In several Germanic languages (at least German & Danish; to the best of my knowledge it has more or less died out in the modern English and Norwegian languages), verbs broadly termed 'motion verbs' (generally those expressing change of state or position) will take 'to be' as their auxiliary when used intransitively, that is, without a direct object. This is superficially similar to but quite not as arbitrary as the 14 French verbs which take être as an auxiliary.
Focusing on how this manifests itself in Danish, there are two main subgroups of verbs which can be used with either 'have' or 'være'. For some of these, this can be attributed to a transitive usage (is something happening to sth?): Der er kørt en bil i vandet 'A car has driven into the water' ; Compare this with intransitive usage (is something just happening?): Jeg har kørt bil i mange år 'I have driven/been driving (a car) for many years'.
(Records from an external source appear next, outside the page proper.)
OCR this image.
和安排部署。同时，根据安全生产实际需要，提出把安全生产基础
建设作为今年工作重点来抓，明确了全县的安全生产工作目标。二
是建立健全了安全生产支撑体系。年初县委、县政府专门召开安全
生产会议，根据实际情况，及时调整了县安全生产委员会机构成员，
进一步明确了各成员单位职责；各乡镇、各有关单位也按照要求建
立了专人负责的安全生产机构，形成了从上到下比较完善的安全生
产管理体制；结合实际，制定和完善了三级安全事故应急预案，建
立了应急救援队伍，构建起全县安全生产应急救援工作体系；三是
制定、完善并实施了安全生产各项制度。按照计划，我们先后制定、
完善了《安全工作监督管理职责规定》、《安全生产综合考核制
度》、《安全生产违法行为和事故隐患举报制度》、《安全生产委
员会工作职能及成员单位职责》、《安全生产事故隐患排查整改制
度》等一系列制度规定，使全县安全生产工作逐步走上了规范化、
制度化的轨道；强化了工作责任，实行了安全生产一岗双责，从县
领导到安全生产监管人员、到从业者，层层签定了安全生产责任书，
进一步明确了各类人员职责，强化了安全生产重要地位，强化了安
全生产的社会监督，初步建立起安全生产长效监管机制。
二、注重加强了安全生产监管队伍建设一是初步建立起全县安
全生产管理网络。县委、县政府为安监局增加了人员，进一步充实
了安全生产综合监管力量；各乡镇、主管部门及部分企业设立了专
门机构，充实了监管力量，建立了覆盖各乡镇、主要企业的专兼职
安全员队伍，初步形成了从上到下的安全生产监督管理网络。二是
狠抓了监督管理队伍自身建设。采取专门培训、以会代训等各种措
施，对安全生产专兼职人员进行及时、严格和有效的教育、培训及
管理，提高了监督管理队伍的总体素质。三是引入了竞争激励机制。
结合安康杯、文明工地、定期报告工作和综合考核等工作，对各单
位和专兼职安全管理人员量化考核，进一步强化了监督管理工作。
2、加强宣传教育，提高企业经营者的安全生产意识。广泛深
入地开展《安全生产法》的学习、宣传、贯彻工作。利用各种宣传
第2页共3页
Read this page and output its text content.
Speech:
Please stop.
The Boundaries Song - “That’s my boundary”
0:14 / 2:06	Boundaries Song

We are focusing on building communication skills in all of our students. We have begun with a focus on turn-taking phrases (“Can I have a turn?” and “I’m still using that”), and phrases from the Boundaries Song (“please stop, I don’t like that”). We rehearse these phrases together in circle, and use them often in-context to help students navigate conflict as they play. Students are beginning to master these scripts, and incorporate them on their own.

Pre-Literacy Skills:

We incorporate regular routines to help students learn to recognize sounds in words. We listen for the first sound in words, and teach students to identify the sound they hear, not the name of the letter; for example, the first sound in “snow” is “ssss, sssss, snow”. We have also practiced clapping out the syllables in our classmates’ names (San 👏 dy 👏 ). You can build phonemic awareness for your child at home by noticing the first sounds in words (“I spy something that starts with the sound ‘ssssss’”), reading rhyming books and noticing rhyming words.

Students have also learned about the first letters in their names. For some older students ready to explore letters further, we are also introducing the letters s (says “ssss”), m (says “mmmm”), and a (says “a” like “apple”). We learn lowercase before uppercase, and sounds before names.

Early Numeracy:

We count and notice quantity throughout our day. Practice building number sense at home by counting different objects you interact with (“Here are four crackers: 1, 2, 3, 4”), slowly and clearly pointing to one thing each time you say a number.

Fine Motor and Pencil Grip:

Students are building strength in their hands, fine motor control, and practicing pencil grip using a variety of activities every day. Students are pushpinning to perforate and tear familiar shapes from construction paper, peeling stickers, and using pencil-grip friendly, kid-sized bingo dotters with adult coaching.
For a second group, The Danish Comprehensive Grammar classifies an action is being done in the past (perhaps seen as a process?): Han har gået 10 kilometer 'He has walked 10 kilometres' ; or as expressing a state (seen as a result?) : Nu er han gået 'Now he has gone/left'. Furthermore, this last one is not to be confused with 'He is gone' Han er væk.
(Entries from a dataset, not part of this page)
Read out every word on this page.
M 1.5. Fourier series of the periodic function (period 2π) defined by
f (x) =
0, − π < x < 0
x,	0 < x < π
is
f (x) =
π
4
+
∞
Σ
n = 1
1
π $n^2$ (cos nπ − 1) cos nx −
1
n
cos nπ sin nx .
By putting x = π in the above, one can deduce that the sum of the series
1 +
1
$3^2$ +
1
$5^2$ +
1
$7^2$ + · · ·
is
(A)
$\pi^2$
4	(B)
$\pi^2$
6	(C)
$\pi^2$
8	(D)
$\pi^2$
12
In summary, I am yet to find a complete list anywhere, but generally all verbs of moving/driving/flying/swimming/etc as well as at blive, at begynde (but not at være for any German speakers) will form their past compound tenses with at være, IF they are used intransitively.
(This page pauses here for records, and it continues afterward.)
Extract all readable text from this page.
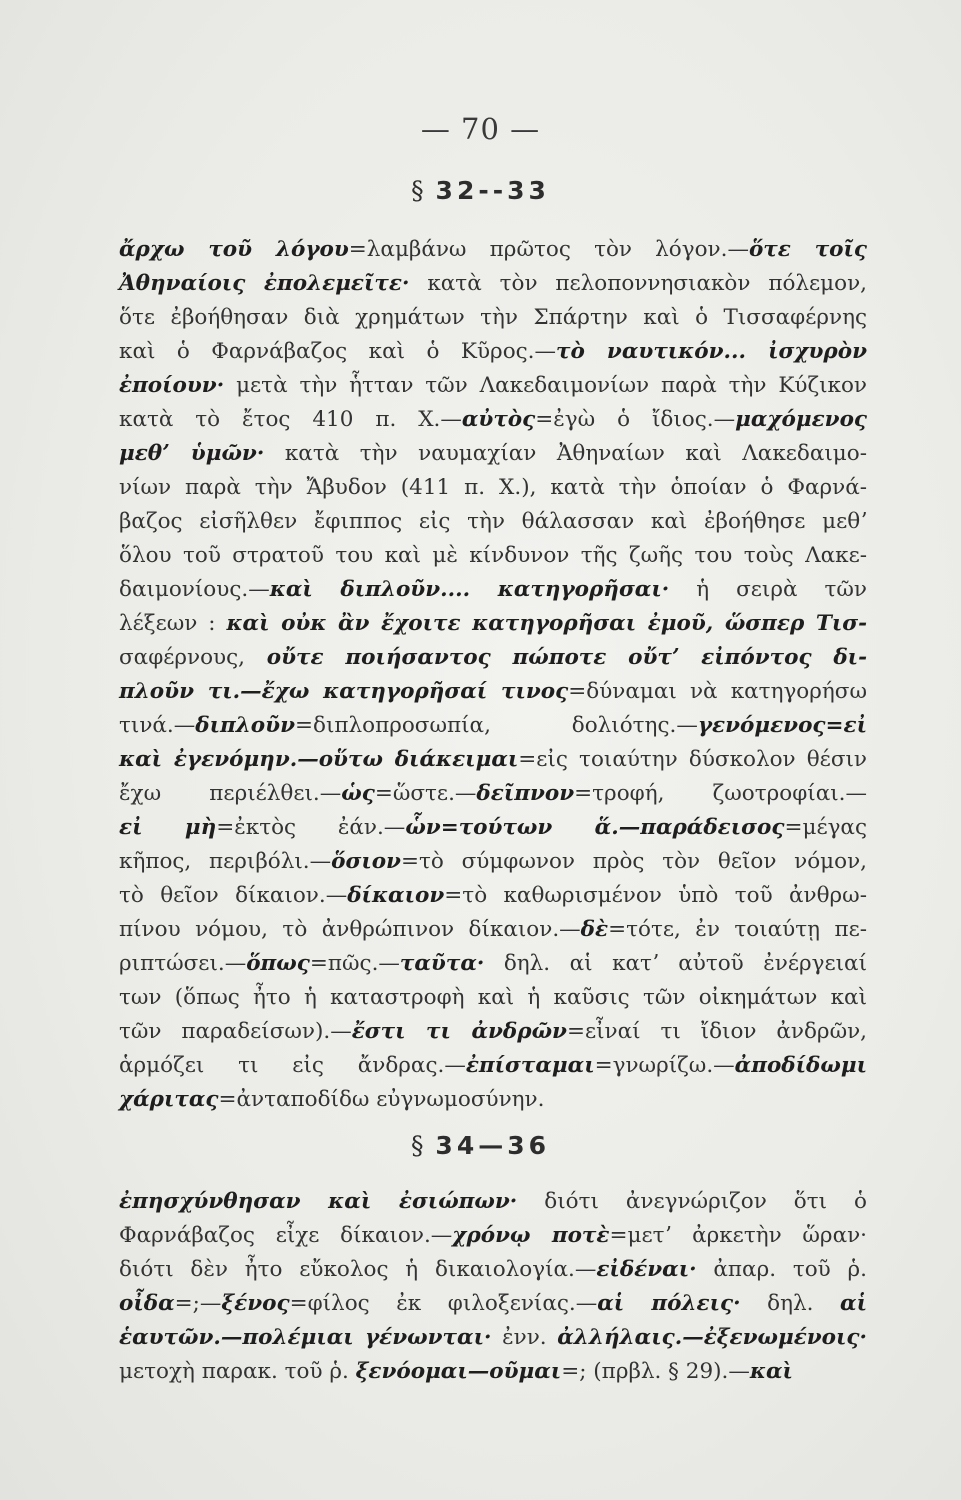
— 70 —
§ 32--33
ἄρχω τοῦ λόγου=λαμβάνω πρῶτος τὸν λόγον.—ὅτε τοῖς
Ἀθηναίοις ἐπολεμεῖτε· κατὰ τὸν πελοποννησιακὸν πόλεμον,
ὅτε ἐβοήθησαν διὰ χρημάτων τὴν Σπάρτην καὶ ὁ Τισσαφέρνης
καὶ ὁ Φαρνάβαζος καὶ ὁ Κῦρος.—τὸ ναυτικόν... ἰσχυρὸν
ἐποίουν· μετὰ τὴν ἧτταν τῶν Λακεδαιμονίων παρὰ τὴν Κύζικον
κατὰ τὸ ἔτος 410 π. Χ.—αὐτὸς=ἐγὼ ὁ ἴδιος.—μαχόμενος
μεθʼ ὑμῶν· κατὰ τὴν ναυμαχίαν Ἀθηναίων καὶ Λακεδαιμο-
νίων παρὰ τὴν Ἄβυδον (411 π. Χ.), κατὰ τὴν ὁποίαν ὁ Φαρνά-
βαζος εἰσῆλθεν ἔφιππος εἰς τὴν θάλασσαν καὶ ἐβοήθησε μεθʼ
ὅλου τοῦ στρατοῦ του καὶ μὲ κίνδυνον τῆς ζωῆς του τοὺς Λακε-
δαιμονίους.—καὶ διπλοῦν.... κατηγορῆσαι· ἡ σειρὰ τῶν
λέξεων : καὶ οὐκ ἂν ἔχοιτε κατηγορῆσαι ἐμοῦ, ὥσπερ Τισ-
σαφέρνους, οὔτε ποιήσαντος πώποτε οὔτʼ εἰπόντος δι-
πλοῦν τι.—ἔχω κατηγορῆσαί τινος=δύναμαι νὰ κατηγορήσω
τινά.—διπλοῦν=διπλοπροσωπία, δολιότης.—γενόμενος=εἰ
καὶ ἐγενόμην.—οὕτω διάκειμαι=εἰς τοιαύτην δύσκολον θέσιν
ἔχω περιέλθει.—ὡς=ὥστε.—δεῖπνον=τροφή, ζωοτροφίαι.—
εἰ μὴ=ἐκτὸς ἐάν.—ὧν=τούτων ἅ.—παράδεισος=μέγας
κῆπος, περιβόλι.—ὅσιον=τὸ σύμφωνον πρὸς τὸν θεῖον νόμον,
τὸ θεῖον δίκαιον.—δίκαιον=τὸ καθωρισμένον ὑπὸ τοῦ ἀνθρω-
πίνου νόμου, τὸ ἀνθρώπινον δίκαιον.—δὲ=τότε, ἐν τοιαύτῃ πε-
ριπτώσει.—ὅπως=πῶς.—ταῦτα· δηλ. αἱ κατʼ αὐτοῦ ἐνέργειαί
των (ὅπως ἦτο ἡ καταστροφὴ καὶ ἡ καῦσις τῶν οἰκημάτων καὶ
τῶν παραδείσων).—ἔστι τι ἀνδρῶν=εἶναί τι ἴδιον ἀνδρῶν,
ἁρμόζει τι εἰς ἄνδρας.—ἐπίσταμαι=γνωρίζω.—ἀποδίδωμι
χάριτας=ἀνταποδίδω εὐγνωμοσύνην.
§ 34—36
ἐπησχύνθησαν καὶ ἐσιώπων· διότι ἀνεγνώριζον ὅτι ὁ
Φαρνάβαζος εἶχε δίκαιον.—χρόνῳ ποτὲ=μετʼ ἀρκετὴν ὥραν·
διότι δὲν ἦτο εὔκολος ἡ δικαιολογία.—εἰδέναι· ἀπαρ. τοῦ ῥ.
οἶδα=;—ξένος=φίλος ἐκ φιλοξενίας.—αἱ πόλεις· δηλ. αἱ
ἑαυτῶν.—πολέμιαι γένωνται· ἐνν. ἀλλήλαις.—ἐξενωμένοις·
μετοχὴ παρακ. τοῦ ῥ. ξενόομαι—οῦμαι=; (πρβλ. § 29).—καὶ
I can't find a complete list but I think var is used only for some verbs. This list is pretty arbitrary (at least from layman's perspective) and the only characteristic that somehow groups the verbs together is their relationship to movement. However it doesn't mean the inverse - that all verbs that have something to do with movement use it.
I think it is similar to French which uses avoir/être where être is used only with 17 verbs including aller (go), entrer, arriver but also rester, naître (be born) or mourir (to die). The movement aspect of the verbs is a pretty weak connection but it can be useful nonetheless.